Dem Außenbereich zugehörig ist alles, was außerhalb des räumlichen Geltungsbereiches eines Bebauungsplanes im Sinne des § 30 und außerhalb der im Zusammenhang bebauten Ortsteile liegt.

BVerwG, Urteil vom 01. Dezember 1972 - IV C 6.71 -, Rn. 18, juris.

Das Vorhabengrundstück befindet sich nicht innerhalb des im Zusammenhang bebauten Ortsteils, vgl. § 34 Abs. 1 BauGB. Ein Bebauungszusammenhang besteht dann, wenn tatsächlich eine aufeinanderfolgende und zusammenhängende Bebauung vorhanden ist, die trotz Baulücken den Eindruck der Geschlossenheit und Zusammengehörigkeit vermittelt, die zur Bebauung vorgesehene Fläche an diesem Eindruck teilnimmt, also Bestandteil des Bebauungszusammenhangs ist, und sich ihre Bebauung als zwanglose Fortsetzung der vorhandenen Bebauung aufdrängt. Der Bebauungszusammenhang wird durch sogenannte Baulücken, d. h. einzelne unbebaute oder der Bebauung entzogene Grundstücke (Sportplatz, Parkanlage, Felsen) nicht unterbrochen, soweit der Eindruck der Geschlossenheit und Zusammengehörigkeit erhalten bleibt.

Vgl. BVerwGE 31, 20; 35, 256; NVwZ 1997, 899.

Etwas anderes gilt dann, wenn die Baulücke so groß ist, dass die vorhandene Bebauung keinen prägenden Einfluss auf die Bebauung der Baulücke ausüben kann.

Vgl. BVerwGE 41, 227; VGH Mannheim NVwZ-RR 2000, 481.

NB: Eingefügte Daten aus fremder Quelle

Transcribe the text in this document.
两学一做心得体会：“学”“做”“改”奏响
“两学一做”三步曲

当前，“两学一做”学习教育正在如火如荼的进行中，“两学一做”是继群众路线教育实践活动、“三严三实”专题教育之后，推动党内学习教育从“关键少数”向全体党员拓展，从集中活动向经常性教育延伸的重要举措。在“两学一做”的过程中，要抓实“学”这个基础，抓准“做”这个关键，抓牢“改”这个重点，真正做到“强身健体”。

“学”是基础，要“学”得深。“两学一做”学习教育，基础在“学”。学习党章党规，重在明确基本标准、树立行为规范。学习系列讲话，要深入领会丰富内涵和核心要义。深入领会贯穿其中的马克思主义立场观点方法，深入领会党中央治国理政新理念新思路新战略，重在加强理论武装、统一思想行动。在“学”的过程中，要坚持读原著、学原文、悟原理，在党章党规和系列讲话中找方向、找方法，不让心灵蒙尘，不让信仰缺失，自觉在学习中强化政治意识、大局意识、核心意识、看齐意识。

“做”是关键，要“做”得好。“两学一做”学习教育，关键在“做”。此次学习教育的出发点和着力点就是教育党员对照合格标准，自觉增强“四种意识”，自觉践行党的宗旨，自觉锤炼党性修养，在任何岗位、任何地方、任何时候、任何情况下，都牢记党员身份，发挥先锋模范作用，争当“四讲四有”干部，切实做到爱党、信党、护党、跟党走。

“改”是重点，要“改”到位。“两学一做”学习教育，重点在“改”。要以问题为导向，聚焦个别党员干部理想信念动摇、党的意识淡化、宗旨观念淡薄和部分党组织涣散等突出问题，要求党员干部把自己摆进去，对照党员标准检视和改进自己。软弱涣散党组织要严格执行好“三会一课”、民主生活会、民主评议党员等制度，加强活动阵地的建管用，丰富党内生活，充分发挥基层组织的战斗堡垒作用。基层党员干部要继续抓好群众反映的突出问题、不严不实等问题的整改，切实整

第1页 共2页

Darüber, wo die Grenze des Bebauungszusammenhangs verläuft, ist nicht nach geographischmathematischen Maßstäben, sondern aufgrund einer umfassenden, die gesamten örtlichen Gegebenheiten erschöpfend würdigenden Bewertung des konkreten Sachverhalts zu entscheiden. Im Regelfall werden durch Geländehindernisse, Erhebungen, aber auch durch Einschnitte im Landschaftsbild, wie etwa einen Fluss oder einen Graben, Bebauungszusammenhänge unterbrochen oder abgeschlossen. Ebenfalls anerkannt ist, dass sich mit wachsender Größe einer Freifläche deren trennender Eindruck verstärken kann und eine Straße nicht immer oder auch nur regelmäßig eine verbindende Funktion hat. Regelmäßig endet die Bebauung am letzten Baukörper, wobei durch Nebenanlagen geprägte hintere Grundstücksbereiche gegebenenfalls in den Innenbereich einzubeziehen sind.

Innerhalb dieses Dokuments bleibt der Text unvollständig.